Raven gli scoccò un'occhiata colma di disprezzo e riservò lo stesso trattamento al suo protetto, un giovane Immortale dagli arruffati capelli rossi che lo osservava con lo stesso sorriso sprezzante dipinto sul volto del suo Creatore. Se Yelahiah condivideva anche solo un decimo della sua idiozia, sarebbe stato un erede terribile. In genere i Creatori riuscivano ad intuire quale fosse il loro ideale successore ancor prima che lo scranno comunicasse loro la decisione effettiva, ma Raven sperava che quello di Odin optasse per una creatura meno tronfia.

Una mano sul suo braccio destro lo distrasse dai suoi pensieri torbidi. Alzò lo sguardo e vide il volto armonioso di Yalel, che aveva un mezzo sorriso impresso sulle labbra.

- Raven, non ha senso perdere tempo con loro due. - mormorò, inarcando le sopracciglia.

- Hai ragione. Non so nemmeno perché mi dia tanta pena. - sospirò lui, sottovoce. Yalel sapeva sempre cosa dirgli per calmargli i nervi.

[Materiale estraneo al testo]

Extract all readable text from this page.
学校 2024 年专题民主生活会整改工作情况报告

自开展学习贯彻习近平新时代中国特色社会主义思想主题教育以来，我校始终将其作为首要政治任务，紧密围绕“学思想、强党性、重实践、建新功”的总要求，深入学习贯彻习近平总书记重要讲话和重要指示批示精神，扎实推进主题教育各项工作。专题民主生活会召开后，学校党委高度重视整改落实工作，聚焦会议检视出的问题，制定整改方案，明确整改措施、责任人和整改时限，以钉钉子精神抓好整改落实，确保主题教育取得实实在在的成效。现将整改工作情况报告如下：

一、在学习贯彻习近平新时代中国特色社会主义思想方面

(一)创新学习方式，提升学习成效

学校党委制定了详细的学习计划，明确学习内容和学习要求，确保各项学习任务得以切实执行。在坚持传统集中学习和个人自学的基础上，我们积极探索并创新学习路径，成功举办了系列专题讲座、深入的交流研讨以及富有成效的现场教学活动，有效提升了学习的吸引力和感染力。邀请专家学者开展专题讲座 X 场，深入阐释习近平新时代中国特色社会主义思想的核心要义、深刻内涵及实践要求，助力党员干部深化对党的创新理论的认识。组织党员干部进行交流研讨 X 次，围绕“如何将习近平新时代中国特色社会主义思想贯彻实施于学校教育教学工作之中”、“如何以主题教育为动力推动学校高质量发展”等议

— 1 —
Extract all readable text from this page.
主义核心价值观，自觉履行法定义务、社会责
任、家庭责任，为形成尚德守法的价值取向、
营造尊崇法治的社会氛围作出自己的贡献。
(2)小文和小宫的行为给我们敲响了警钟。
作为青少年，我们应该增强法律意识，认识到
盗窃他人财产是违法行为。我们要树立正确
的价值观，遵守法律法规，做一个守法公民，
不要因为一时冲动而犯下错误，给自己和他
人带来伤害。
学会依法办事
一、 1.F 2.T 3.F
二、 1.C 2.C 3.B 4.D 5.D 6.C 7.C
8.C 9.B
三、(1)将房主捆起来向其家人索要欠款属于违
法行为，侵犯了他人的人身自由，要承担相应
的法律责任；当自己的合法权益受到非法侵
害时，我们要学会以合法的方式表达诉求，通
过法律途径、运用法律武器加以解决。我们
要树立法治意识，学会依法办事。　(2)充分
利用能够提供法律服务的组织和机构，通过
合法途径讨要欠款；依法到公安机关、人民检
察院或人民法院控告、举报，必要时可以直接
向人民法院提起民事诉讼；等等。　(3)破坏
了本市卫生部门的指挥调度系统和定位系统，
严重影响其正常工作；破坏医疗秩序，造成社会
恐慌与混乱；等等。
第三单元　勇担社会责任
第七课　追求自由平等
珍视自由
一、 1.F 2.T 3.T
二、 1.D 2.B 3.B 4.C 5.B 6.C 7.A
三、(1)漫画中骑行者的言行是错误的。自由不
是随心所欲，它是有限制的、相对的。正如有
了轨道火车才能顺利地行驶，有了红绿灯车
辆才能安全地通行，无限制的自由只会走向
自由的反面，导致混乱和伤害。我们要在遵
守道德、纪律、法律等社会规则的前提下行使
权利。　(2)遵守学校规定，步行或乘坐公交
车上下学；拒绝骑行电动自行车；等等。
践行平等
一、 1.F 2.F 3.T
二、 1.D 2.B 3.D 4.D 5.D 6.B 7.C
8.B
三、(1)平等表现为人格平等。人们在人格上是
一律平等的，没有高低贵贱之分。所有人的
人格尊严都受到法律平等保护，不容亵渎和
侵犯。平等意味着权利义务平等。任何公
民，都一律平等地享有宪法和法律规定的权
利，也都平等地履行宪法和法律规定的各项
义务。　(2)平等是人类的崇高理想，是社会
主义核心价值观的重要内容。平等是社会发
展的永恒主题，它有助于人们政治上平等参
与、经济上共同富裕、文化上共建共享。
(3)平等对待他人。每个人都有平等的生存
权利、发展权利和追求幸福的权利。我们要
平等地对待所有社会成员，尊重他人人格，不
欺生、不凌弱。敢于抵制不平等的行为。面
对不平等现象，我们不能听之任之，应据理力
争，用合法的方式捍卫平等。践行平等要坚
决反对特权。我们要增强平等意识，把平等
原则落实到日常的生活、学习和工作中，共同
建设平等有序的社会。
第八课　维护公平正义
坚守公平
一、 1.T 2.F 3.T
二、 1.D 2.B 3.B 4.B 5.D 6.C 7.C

Si guardò attorno: Thanatos, all'estrema destra, ricambiò la sua occhiata con espressione incolore. Era incredibile quanto Azrael, in piedi accanto a lui, gli somigliasse. Entrambi alti e magri, silenziosi, si limitavano a fissare, ascoltando senza dare una propria opinione. Raven trovava i loro silenzi irritanti. Helios, invece, stava chiacchierando amorevolmente con la sua Mitzrael, una creatura che aveva la medesima dolcezza, ma appariva molto più sicura di sè rispetto a lui. Lo si vedeva nella piega degli occhi, di un dolce nocciola rosato, e nel sorriso spavaldo sulle sue labbra. Era leggermente china in avanti e prestava l'orecchio ai sussurri del suo Creatore.

L'unico posto ad essere ancora vuoto era quello di Annis, che amava farsi attendere. Se Raven non avesse nutrito una profonda ammirazione per lei - e, forse, qualcosa di più che semplice ammirazione -, non le avrebbe perdonato il suo modo di fare. Le piaceva arrivare in ritardo, facendo un ingresso teatrale, consapevole che non potevano cominciare il Concilio Ristretto o qualsivoglia incontro senza di lei.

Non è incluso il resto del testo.